Szykujcie się na wielkie żarcie. Wcale nie żartuję. W najnowszej kolekcji mebli z Panfu pojawiła się czekoladowa propozycja dla łasuchów. Przedstawiona jest jak zwykle w niemieckim Dzienniku Maxa i Elli.
Czy czujecie ten zapach i ten smak. Jeśli jeszcze nie to zapraszam do zapoznania się z czeko -meblami.
Mamy tu wielkie łóżko, wygodny fotel, sporawy stolik i wygodny podnóżek.

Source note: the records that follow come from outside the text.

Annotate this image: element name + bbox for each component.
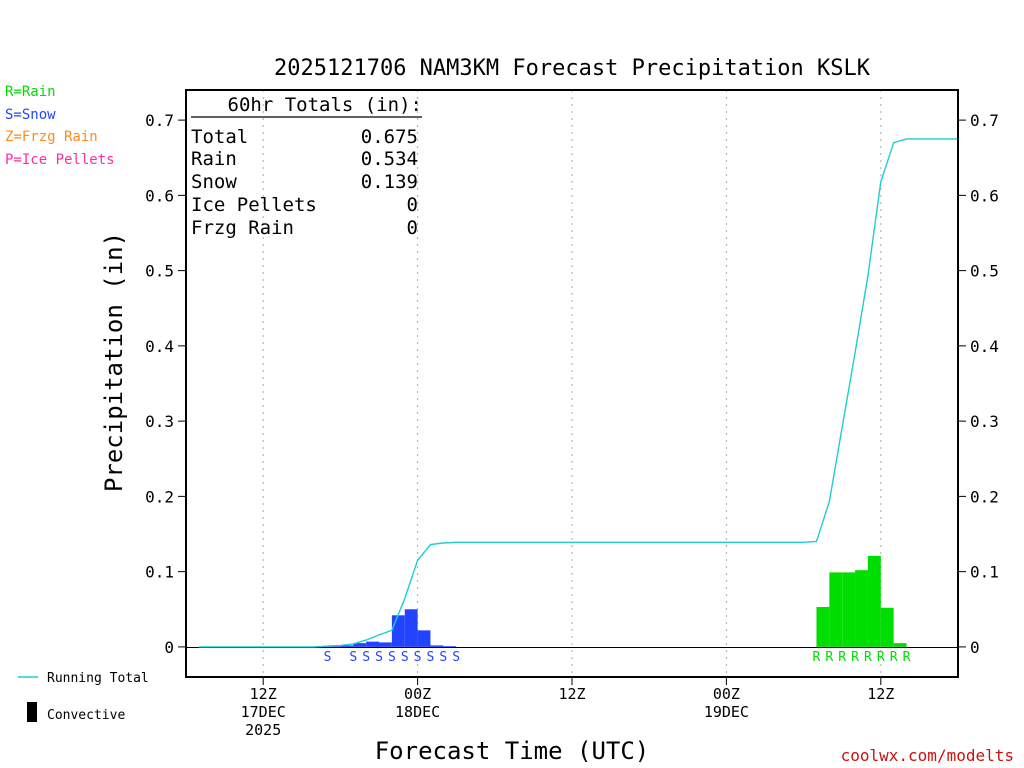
legend-freezing-rain: Z=Frzg Rain <box>5 129 98 145</box>
ptype-marker-rain: R <box>825 650 833 665</box>
ptype-marker-snow: S <box>324 650 332 665</box>
x-tick-label: 17DEC <box>241 703 286 721</box>
bar-rain <box>855 570 868 647</box>
precipitation-bars <box>314 555 907 647</box>
bar-snow <box>353 643 367 647</box>
legend-ice-pellets: P=Ice Pellets <box>5 152 115 168</box>
ptype-marker-snow: S <box>349 650 357 665</box>
y-tick-label-right: 0.4 <box>970 337 999 356</box>
ptype-marker-rain: R <box>877 650 885 665</box>
series-legend: Running Total Convective <box>18 671 149 723</box>
y-tick-label-left: 0.4 <box>145 337 174 356</box>
totals-freezing-rain-label: Frzg Rain <box>191 217 294 239</box>
bar-snow <box>404 609 418 647</box>
ptype-marker-rain: R <box>813 650 821 665</box>
credit-text: coolwx.com/modelts <box>841 746 1014 765</box>
ptype-marker-snow: S <box>439 650 447 665</box>
y-tick-label-left: 0.5 <box>145 262 174 281</box>
x-tick-label: 18DEC <box>395 703 440 721</box>
vertical-grid <box>262 90 882 677</box>
bar-snow <box>443 646 457 647</box>
bar-rain <box>842 572 856 647</box>
running-total-line <box>198 138 958 648</box>
ptype-marker-snow: S <box>452 650 460 665</box>
x-axis-label: Forecast Time (UTC) <box>375 737 650 765</box>
bar-snow <box>379 642 392 647</box>
y-tick-label-left: 0.1 <box>145 563 174 582</box>
bar-rain <box>816 607 830 647</box>
y-axis-label: Precipitation (in) <box>100 232 128 492</box>
bar-snow <box>366 641 379 647</box>
bar-snow <box>327 646 341 647</box>
bar-snow <box>417 630 431 647</box>
ptype-marker-rain: R <box>838 650 846 665</box>
bar-snow <box>340 645 354 647</box>
ptype-marker-rain: R <box>890 650 898 665</box>
ptype-marker-snow: S <box>414 650 422 665</box>
totals-freezing-rain-value: 0 <box>407 217 418 239</box>
bar-snow <box>430 645 444 647</box>
x-tick-label: 00Z <box>404 685 431 703</box>
totals-rain-label: Rain <box>191 148 237 170</box>
y-tick-label-right: 0.1 <box>970 563 999 582</box>
bar-rain <box>893 643 907 647</box>
ptype-marker-rain: R <box>903 650 911 665</box>
y-tick-label-right: 0 <box>970 638 980 657</box>
y-tick-label-left: 0.2 <box>145 487 174 506</box>
y-tick-label-right: 0.5 <box>970 262 999 281</box>
y-tick-label-left: 0.6 <box>145 186 174 205</box>
x-tick-label: 19DEC <box>704 703 749 721</box>
x-tick-label: 00Z <box>713 685 740 703</box>
convective-legend-label: Convective <box>47 708 125 723</box>
y-tick-label-left: 0.3 <box>145 412 174 431</box>
totals-ice-pellets-value: 0 <box>407 194 418 216</box>
bar-rain <box>829 572 843 647</box>
x-tick-label: 2025 <box>245 721 281 739</box>
ptype-marker-rain: R <box>864 650 872 665</box>
legend-snow: S=Snow <box>5 107 56 123</box>
ptype-marker-snow: S <box>375 650 383 665</box>
totals-snow-label: Snow <box>191 171 237 193</box>
y-axis: 0 00.1 0.10.2 0.20.3 0.30.4 0.40.5 0.50.6 0.60.… <box>145 111 999 657</box>
ptype-marker-snow: S <box>388 650 396 665</box>
y-tick-label-right: 0.2 <box>970 487 999 506</box>
ptype-marker-snow: S <box>401 650 409 665</box>
ptype-legend: R=Rain S=Snow Z=Frzg Rain P=Ice Pellets <box>5 84 115 168</box>
y-tick-label-left: 0 <box>164 638 174 657</box>
x-tick-label: 12Z <box>250 685 277 703</box>
y-tick-label-right: 0.3 <box>970 412 999 431</box>
ptype-marker-rain: R <box>851 650 859 665</box>
totals-ice-pellets-label: Ice Pellets <box>191 194 317 216</box>
totals-snow-value: 0.139 <box>361 171 418 193</box>
totals-total-label: Total <box>191 126 248 148</box>
convective-legend-swatch <box>27 702 37 722</box>
y-tick-label-left: 0.7 <box>145 111 174 130</box>
totals-box: 60hr Totals (in): Total 0.675 Rain 0.534… <box>191 94 422 239</box>
y-tick-label-right: 0.7 <box>970 111 999 130</box>
running-total-legend-label: Running Total <box>47 671 149 686</box>
legend-rain: R=Rain <box>5 84 56 100</box>
totals-rain-value: 0.534 <box>361 148 418 170</box>
chart-title: 2025121706 NAM3KM Forecast Precipitation… <box>274 56 871 81</box>
bar-rain <box>880 607 894 647</box>
bar-rain <box>867 555 881 647</box>
y-tick-label-right: 0.6 <box>970 186 999 205</box>
totals-total-value: 0.675 <box>361 126 418 148</box>
bar-snow <box>391 615 405 647</box>
ptype-marker-snow: S <box>362 650 370 665</box>
totals-header: 60hr Totals (in): <box>228 94 422 116</box>
x-tick-label: 12Z <box>558 685 585 703</box>
ptype-marker-snow: S <box>427 650 435 665</box>
x-tick-label: 12Z <box>867 685 894 703</box>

Ciekawe czemu nie ma podbrzuszka:)
Pewno by się przydała po większym obżarstwie
Jeśli te meble są z prawdziwej czekolady to ...koniec świata :)
Już widzę wzdęte pandy leżące na resztkach obgryzionych mebli i oblizujące czekoladę z palców.
Jeśli to imitacja to świetny pomysł.
Pomysł pochodzi prawdopodobnie od belgijskiego fana Panfu.
Zaprojektował kolekcję ubrań i możliwe, że i te meble również są jego autorstwa.
Takie meble mógł wymyślić tylko Belg. Belgowie słyną z umiłowania wyrobów czekoladowych. Bruksela (stolica Belgii) wcale nie słynie z brukselek, tylko jest zwana Czekoladowym Miastem.
Przeciętny Belg zjada 8 kilogramów czekolady rocznie. Oczywiście dzieciaki podbijają statystyki :)
Tyle na dziś moi drodzy. Chyba szybko sprawdzę czy to prawdziwa czekolada.